Methods: We used NHS data on patients with a positive COVID-19 test who died in hospitals in England published on 28th April, with deaths by ethnicity available from 1st March 2020 up to 5pm on 21 April 2020. We undertook indirect standardisation of these data (using the whole population of England as the reference) to produce ethnic specific standardised mortality ratios (SMRs) adjusted for age and geographical region.
Results: The largest total number of deaths in minority ethnic groups were Indian (492 deaths) and Black Caribbean (460 deaths) groups.

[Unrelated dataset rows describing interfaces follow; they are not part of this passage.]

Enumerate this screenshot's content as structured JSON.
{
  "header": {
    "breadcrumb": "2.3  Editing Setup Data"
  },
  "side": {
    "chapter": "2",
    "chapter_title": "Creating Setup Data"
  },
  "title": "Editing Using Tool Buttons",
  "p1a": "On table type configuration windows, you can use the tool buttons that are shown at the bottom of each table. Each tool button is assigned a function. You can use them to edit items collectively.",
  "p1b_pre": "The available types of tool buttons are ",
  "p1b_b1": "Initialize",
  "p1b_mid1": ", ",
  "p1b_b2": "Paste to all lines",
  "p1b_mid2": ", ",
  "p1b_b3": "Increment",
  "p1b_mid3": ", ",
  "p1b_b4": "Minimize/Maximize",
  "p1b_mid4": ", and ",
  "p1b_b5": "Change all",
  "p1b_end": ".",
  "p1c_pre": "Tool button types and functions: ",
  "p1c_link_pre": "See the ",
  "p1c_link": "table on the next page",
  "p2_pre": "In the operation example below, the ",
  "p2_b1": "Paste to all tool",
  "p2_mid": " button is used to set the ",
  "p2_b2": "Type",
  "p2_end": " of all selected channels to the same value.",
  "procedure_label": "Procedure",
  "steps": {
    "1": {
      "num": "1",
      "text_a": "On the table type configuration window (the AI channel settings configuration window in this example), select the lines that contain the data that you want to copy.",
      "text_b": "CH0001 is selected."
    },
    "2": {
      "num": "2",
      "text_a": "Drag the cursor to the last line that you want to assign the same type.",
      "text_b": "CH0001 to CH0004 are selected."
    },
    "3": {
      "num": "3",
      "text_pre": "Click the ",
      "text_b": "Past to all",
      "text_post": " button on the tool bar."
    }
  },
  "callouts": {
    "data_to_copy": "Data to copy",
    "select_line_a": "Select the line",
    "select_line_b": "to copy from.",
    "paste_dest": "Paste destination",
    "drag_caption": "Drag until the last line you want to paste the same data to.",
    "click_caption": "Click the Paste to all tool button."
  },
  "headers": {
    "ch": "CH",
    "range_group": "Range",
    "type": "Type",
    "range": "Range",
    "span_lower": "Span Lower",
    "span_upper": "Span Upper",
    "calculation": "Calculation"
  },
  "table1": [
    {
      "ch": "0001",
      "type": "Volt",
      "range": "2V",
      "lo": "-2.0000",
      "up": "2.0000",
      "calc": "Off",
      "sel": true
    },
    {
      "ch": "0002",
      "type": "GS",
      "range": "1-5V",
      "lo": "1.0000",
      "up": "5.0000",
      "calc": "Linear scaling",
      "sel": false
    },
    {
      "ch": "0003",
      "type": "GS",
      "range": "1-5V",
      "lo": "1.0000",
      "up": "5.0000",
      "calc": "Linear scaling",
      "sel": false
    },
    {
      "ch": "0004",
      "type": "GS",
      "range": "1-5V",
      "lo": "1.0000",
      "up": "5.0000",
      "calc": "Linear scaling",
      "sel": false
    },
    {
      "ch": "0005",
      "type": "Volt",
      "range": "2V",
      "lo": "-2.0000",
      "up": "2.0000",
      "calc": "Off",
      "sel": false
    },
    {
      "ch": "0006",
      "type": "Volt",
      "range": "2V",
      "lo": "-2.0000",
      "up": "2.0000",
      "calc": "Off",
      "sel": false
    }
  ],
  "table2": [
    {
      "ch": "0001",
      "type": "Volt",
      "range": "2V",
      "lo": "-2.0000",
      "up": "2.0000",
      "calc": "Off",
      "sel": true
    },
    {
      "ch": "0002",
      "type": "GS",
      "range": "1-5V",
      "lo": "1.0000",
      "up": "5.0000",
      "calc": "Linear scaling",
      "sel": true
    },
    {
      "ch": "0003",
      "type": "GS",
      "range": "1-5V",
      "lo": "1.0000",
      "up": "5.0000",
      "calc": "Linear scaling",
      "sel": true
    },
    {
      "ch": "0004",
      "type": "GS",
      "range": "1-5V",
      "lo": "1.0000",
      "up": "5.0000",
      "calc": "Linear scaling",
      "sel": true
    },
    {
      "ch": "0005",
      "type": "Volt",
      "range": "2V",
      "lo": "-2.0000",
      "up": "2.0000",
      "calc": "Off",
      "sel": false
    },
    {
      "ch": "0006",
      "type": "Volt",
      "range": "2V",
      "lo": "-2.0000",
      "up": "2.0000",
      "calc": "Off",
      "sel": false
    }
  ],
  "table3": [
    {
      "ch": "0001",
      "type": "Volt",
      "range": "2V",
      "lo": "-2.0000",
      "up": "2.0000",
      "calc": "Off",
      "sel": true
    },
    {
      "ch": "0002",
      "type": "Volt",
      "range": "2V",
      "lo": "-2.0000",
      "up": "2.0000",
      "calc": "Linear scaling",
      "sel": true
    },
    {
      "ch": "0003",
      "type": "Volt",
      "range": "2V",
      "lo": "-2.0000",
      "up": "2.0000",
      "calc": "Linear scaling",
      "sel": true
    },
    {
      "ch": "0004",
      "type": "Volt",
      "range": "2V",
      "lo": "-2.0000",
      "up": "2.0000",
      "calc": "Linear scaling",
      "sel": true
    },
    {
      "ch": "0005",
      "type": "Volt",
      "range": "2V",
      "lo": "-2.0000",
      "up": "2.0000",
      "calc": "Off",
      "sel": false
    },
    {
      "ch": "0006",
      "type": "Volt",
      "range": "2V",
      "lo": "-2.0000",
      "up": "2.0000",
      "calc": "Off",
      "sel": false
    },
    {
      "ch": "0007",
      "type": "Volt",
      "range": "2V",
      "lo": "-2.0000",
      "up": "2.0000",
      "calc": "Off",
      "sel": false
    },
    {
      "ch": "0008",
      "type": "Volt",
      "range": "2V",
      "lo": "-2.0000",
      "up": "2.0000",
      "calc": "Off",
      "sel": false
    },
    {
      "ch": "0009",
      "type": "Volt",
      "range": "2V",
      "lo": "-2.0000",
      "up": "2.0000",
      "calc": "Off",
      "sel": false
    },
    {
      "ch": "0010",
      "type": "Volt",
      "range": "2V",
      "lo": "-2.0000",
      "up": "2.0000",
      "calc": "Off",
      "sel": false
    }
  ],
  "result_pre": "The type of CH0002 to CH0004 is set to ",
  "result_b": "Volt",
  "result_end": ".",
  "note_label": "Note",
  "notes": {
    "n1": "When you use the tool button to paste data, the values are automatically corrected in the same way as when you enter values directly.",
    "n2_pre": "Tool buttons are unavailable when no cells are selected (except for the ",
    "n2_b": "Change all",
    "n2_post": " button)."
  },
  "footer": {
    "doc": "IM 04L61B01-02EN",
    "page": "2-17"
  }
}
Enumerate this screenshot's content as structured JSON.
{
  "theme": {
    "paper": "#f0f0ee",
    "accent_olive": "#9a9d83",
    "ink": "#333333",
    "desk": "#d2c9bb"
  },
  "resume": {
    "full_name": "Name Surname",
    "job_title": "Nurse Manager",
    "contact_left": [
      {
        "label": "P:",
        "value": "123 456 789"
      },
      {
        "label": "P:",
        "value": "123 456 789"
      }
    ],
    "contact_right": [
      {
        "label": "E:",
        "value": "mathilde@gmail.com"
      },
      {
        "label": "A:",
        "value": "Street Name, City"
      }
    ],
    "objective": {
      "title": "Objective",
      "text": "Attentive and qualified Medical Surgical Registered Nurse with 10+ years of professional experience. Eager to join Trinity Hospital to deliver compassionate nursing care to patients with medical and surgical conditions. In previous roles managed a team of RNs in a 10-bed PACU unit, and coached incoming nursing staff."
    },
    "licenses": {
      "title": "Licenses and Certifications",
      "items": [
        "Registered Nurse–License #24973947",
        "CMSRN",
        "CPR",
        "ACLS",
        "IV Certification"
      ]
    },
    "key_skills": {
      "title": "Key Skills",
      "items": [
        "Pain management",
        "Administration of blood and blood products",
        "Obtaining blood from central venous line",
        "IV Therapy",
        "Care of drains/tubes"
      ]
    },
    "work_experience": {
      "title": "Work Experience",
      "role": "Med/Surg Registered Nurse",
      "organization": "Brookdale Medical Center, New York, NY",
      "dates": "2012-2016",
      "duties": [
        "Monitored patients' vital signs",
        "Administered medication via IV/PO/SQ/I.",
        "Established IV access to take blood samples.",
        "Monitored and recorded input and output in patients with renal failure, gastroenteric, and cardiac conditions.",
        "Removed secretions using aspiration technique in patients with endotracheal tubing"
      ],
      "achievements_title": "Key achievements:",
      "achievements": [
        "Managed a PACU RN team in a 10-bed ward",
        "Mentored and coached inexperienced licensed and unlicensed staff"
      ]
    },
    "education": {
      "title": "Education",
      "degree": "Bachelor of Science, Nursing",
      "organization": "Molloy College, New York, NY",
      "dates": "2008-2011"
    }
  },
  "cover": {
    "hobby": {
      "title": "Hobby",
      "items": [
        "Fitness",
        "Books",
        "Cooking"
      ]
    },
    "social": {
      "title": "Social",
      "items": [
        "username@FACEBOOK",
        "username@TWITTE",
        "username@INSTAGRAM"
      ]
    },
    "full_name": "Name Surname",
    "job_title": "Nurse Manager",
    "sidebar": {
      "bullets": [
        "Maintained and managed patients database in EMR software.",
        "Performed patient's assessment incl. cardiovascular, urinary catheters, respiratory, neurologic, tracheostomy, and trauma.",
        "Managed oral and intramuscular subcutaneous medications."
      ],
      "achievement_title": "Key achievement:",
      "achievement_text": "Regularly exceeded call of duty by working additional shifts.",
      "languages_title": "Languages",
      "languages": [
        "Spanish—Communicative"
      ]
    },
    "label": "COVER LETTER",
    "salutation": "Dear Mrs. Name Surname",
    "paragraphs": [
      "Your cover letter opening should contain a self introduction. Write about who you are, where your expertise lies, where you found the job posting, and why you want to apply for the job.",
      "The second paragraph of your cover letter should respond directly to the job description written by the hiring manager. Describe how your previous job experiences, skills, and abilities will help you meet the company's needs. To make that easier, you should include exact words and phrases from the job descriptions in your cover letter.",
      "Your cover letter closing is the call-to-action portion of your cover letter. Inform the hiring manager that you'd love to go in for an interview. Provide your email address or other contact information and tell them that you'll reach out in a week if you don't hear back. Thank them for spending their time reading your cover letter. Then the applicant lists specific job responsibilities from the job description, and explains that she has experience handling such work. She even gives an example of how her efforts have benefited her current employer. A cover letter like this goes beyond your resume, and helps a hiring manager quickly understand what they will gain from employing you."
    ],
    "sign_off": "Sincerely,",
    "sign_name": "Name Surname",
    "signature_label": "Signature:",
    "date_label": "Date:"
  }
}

Adjusting for region we found a lower risk of death for White Irish (SMR 0.52; 95%CIs 0.45-0.60) and White British ethnic groups (0.88; 95%CIs 0.86-0.0.89), but increased risk of death for Black African (3.24; 95%CIs 2.90-3.62), Black Caribbean (2.21; 95%CIs 2.02-2.41), Pakistani (3.29; 95%CIs 2.96-3.64), Bangladeshi (2.41; 95%CIs 1.98-2.91) and Indian (1.70; 95%CIs 1.56-1.85) minority ethnic groups.
Conclusion: Our analysis adds to the evidence that BAME people are at increased risk of death from COVID-19 even after adjusting for geographical region. We believe there is an urgent need to take action to reduce the risk of death for BAME groups and better understand why some ethnic groups experience greater risk. Actions that are likely to reduce these inequities include ensuring adequate income protection (so that low paid and zero-hours contract workers can afford to follow social distancing recommendations), reducing occupational risks (such as ensuring adequate personal protective equipment), reducing barriers in accessing healthcare and providing culturally and linguistically appropriate public health communications.